Bruno Podalydès (63 ans) est le réalisateur, le scénariste et acteur de son onzième long métrage. Nous avons découvert son ton particulier de comédie caustique en 1998 avec Dieu seul me voit (Versailles-Chantiers) son premier opus. Ses deux précédentes œuvres (critiques dans BasKulture juin 2021, et juin 2023), Les Deux Alfred (2020) et Wahou ! (2023) sont de la même veine avec quasiment les mêmes interprètes, hormis Daniel Auteuil. 
Dans La Petite Vadrouille, à nouveau, nous retrouvons la tonalité drolatique, pince sans rire du metteur en scène. Bruno Podalydès ne cache pas son admiration pour le chef d’œuvre d’Ernst Lubitsch (1892/1947) To Be or Not to Be (1942) dont la trame narrative s’apparente à la sienne : chez le réalisateur américain il s’agit d’une troupe de comédiens enfermés dans un théâtre (sous le régime nazi!) ou se déroulent des actions loufoques ; dans La Petite Vadrouille (clin d’œil à La Grande Vadrouille de Gérard Oury – 1966) les personnages sont tous, au sens propre, sur le même bateau, en l’occurrence une péniche voguant à petite vitesse (5 nœuds soit 9 kilomètres heures) entre deux écluses.

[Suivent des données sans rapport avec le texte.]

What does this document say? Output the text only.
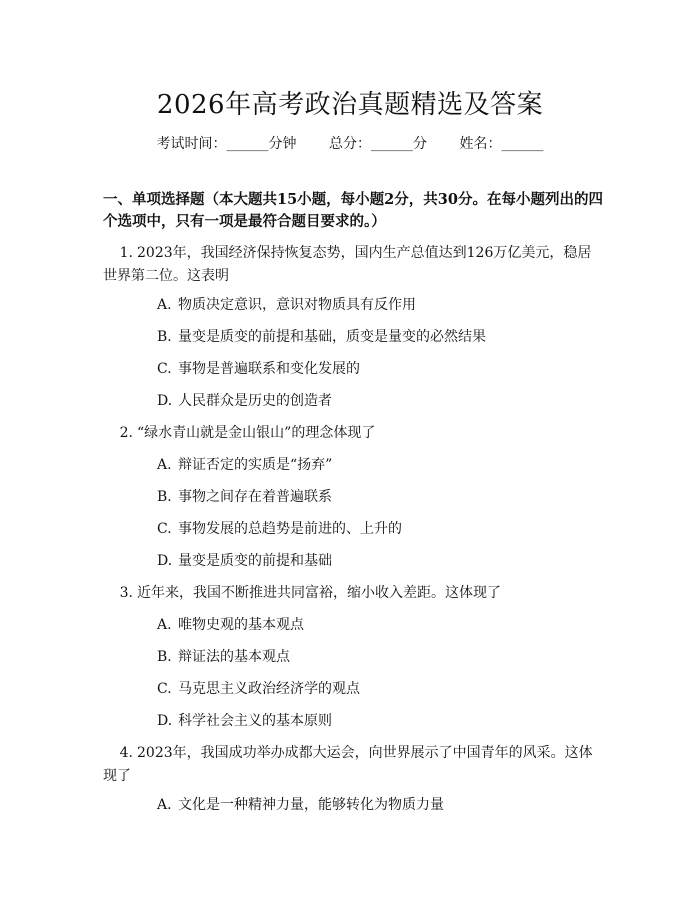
2026年高考政治真题精选及答案
考试时间：______分钟 总分：______分 姓名：______
一、单项选择题（本大题共15小题，每小题2分，共30分。在每小题列出的四个选项中，只有一项是最符合题目要求的。）
1. 2023年，我国经济保持恢复态势，国内生产总值达到126万亿美元，稳居世界第二位。这表明
A. 物质决定意识，意识对物质具有反作用
B. 量变是质变的前提和基础，质变是量变的必然结果
C. 事物是普遍联系和变化发展的
D. 人民群众是历史的创造者
2. “绿水青山就是金山银山”的理念体现了
A. 辩证否定的实质是“扬弃”
B. 事物之间存在着普遍联系
C. 事物发展的总趋势是前进的、上升的
D. 量变是质变的前提和基础
3. 近年来，我国不断推进共同富裕，缩小收入差距。这体现了
A. 唯物史观的基本观点
B. 辩证法的基本观点
C. 马克思主义政治经济学的观点
D. 科学社会主义的基本原则
4. 2023年，我国成功举办成都大运会，向世界展示了中国青年的风采。这体现了
A. 文化是一种精神力量，能够转化为物质力量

La « Pénichette » est à la fois un espace clos, agencé, mais aussi ouvert sur un environnement champêtre donnant lieu à quelques arrêts bucoliques et drolatiques.

Les films de Bruno Podalydès sont finement écrits et mis en scène. Tous les personnages y sont attachants (aucun est négatif), déclenchant au fil des situations des quiproquos burlesques. On ne rit pas à gorges déployées durant la projection d’une de ses œuvres mais, en sortant de la salle obscure, nous sommes souriants. Cela fait le plus grand bien en ces temps difficiles. Nous sommes loin des comédies françaises lourdingues aux scénarios indigents, très connotés. 
Chez ce créateur (scénario, filmage) nous sommes entre le dramaturge Georges Feydeau (1862/1921) pour les intrigues tarabiscotées, et Sacha Guitry (1885/1957) pour les références théâtrales. Les longs métrages de Bruno Podalydès ont la légèreté et l’élégance éphémère d’une bulle de savon. Sa troupe a l’évidence s’amuse lors du tournage et nous nous amusons à la projection ce qui, dans la production cinématographique hexagonale, est loin d’être la règle. Tournage hilarant, film consternant. Les interprètes s’amusent … sans nous.

La Petite Vadrouille a été fabriqué en image large (format 2.1) accentuant ainsi le contraste entre l’étroitesse du canal et la campagne environnante le tout avec lenteur (5 nœuds !) soulignant un sentiment in fine de plénitude. « Voyager, c’est pas quitter » dit Michel (Bruno Podalydès dans Comme un avion).